Türkiye İran olabilir mi?
”Türkiye İran olmaz” , ”olmayacak” diyebilenler varsa; bugünden tezi yok ortaya çıkmalıdırlar!.. Ulus tümlüğü ve ülke bütünlüğünden yana olan; ”Laiklik” başta olmak üzere, Cumhuriyetin anayasa ile belirlenmiş temel niteliklerinde hiçbir görüş ayrılığı bulunmayan, ”Atatürk İlke ve Devrimleri” ni aynı biçimde algılayan, yalnızca isimleri farklı olan ”özgürlükçü sağ” ın ve de ”halkçı sol” un liderleri, parti örgütlerinin temsilcileri, her iki hareketin destekçileri, sivil toplum örgütleri ve tüm yurtseverler bir kutsal görev için hemen mücadeleye soyunmalı ve yola koyulmalıdırlar…

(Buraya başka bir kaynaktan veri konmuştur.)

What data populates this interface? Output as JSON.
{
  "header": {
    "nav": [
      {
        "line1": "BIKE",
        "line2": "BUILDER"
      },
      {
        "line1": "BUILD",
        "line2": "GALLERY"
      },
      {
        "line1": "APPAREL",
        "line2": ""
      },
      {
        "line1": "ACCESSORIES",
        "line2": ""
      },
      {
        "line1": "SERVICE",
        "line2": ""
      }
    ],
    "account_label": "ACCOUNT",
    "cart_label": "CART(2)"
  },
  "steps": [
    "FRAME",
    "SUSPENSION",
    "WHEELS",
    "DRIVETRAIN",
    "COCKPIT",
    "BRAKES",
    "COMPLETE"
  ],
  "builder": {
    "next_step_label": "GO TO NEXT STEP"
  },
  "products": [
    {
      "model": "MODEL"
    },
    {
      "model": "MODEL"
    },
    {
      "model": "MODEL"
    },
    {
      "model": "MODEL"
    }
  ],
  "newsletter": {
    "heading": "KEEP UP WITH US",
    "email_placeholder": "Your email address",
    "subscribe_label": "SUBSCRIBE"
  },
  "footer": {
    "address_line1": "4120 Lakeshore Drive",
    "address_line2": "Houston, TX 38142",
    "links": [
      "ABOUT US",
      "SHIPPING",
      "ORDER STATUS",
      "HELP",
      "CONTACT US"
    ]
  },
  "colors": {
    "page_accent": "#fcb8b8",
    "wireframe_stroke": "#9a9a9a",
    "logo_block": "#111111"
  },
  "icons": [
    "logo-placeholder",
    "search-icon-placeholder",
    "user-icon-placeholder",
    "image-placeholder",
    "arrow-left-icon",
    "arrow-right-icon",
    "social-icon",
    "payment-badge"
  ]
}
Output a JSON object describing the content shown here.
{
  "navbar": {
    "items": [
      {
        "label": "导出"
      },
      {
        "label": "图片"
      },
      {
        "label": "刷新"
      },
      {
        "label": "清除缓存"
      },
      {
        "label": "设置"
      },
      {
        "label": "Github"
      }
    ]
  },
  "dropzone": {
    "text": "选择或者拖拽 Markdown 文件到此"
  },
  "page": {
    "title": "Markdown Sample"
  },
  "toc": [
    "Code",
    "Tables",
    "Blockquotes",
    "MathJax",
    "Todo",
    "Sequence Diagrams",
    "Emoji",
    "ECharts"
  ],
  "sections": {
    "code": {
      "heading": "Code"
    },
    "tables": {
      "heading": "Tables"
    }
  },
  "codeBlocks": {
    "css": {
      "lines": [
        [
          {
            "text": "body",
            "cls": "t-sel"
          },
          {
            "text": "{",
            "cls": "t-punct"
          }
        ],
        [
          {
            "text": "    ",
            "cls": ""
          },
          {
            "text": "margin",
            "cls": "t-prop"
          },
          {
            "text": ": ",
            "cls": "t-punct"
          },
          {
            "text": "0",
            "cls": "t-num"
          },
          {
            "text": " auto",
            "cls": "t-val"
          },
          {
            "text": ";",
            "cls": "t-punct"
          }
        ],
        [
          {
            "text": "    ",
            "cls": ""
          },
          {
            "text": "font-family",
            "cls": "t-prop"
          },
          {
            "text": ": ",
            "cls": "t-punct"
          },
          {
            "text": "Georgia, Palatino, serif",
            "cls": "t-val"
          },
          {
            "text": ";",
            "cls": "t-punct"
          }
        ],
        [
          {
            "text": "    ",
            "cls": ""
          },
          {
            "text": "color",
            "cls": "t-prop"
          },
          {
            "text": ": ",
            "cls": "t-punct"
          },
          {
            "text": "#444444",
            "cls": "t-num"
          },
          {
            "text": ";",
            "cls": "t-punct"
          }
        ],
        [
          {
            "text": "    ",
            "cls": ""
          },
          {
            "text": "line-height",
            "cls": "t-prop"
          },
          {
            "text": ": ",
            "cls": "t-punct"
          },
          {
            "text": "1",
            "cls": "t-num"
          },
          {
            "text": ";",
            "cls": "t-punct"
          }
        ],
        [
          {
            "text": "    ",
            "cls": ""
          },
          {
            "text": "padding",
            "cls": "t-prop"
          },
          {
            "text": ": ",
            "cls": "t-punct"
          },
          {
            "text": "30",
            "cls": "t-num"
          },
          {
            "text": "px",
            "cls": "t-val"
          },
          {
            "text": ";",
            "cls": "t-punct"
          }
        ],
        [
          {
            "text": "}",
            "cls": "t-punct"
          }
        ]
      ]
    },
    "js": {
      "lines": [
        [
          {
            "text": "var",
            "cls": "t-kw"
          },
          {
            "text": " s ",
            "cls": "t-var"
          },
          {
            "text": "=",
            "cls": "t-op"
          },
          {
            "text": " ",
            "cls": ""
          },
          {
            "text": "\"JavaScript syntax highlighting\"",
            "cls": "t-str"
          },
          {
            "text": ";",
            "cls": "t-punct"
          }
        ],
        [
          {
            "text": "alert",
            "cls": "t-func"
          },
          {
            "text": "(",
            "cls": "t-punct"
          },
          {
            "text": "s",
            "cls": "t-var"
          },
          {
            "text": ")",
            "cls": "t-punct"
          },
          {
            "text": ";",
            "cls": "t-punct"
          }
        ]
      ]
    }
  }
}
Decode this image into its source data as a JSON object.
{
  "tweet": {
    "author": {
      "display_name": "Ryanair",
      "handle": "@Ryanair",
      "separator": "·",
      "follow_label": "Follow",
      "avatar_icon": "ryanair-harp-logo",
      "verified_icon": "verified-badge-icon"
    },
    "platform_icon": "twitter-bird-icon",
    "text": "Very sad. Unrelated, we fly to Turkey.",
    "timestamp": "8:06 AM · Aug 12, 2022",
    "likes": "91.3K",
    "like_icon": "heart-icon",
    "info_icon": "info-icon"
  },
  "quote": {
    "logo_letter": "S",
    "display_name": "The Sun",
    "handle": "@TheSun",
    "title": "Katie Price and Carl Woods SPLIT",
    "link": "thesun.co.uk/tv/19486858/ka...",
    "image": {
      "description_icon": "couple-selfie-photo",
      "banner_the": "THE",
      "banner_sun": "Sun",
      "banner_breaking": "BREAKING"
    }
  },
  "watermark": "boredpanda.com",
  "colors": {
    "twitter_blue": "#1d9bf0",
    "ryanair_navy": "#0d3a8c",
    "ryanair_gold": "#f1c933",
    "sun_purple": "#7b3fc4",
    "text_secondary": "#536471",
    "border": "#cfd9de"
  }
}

Bugün Türkiye’de, ”Laik Cumhuriyet” in ”İslam Cumhuriyeti” ne dönüştürülmesi planı, İran arşivinden yararlanılarak oluşturulmaktadır… Bu arşivde yer alan yöntemler kullanılmaktadır… Bölücü ayrılıkçılarla, şeriatçılarla, ikinci cumhuriyetçilerle; özet olarak tüm Cumhuriyet karşıtları ile dayanışma içinde olan bir ”Cumhuriyet Düşmanı” , şimdi Amerika’da kendisine tahsis edilmiş bir konutta, ”Humeyni’nin Tahran’a Dönüşü” adlı bir filmi seyretmekte; Esenboğa’da kendisini uçağın merdivenlerinde karşılayan, dizi dibine diz çöküp el öpmeyi çok seven bir başka ”Cumhuriyet Düşmanı” nın kolunda merdivenlerden aşağı doğru indiğini düşlemektedir…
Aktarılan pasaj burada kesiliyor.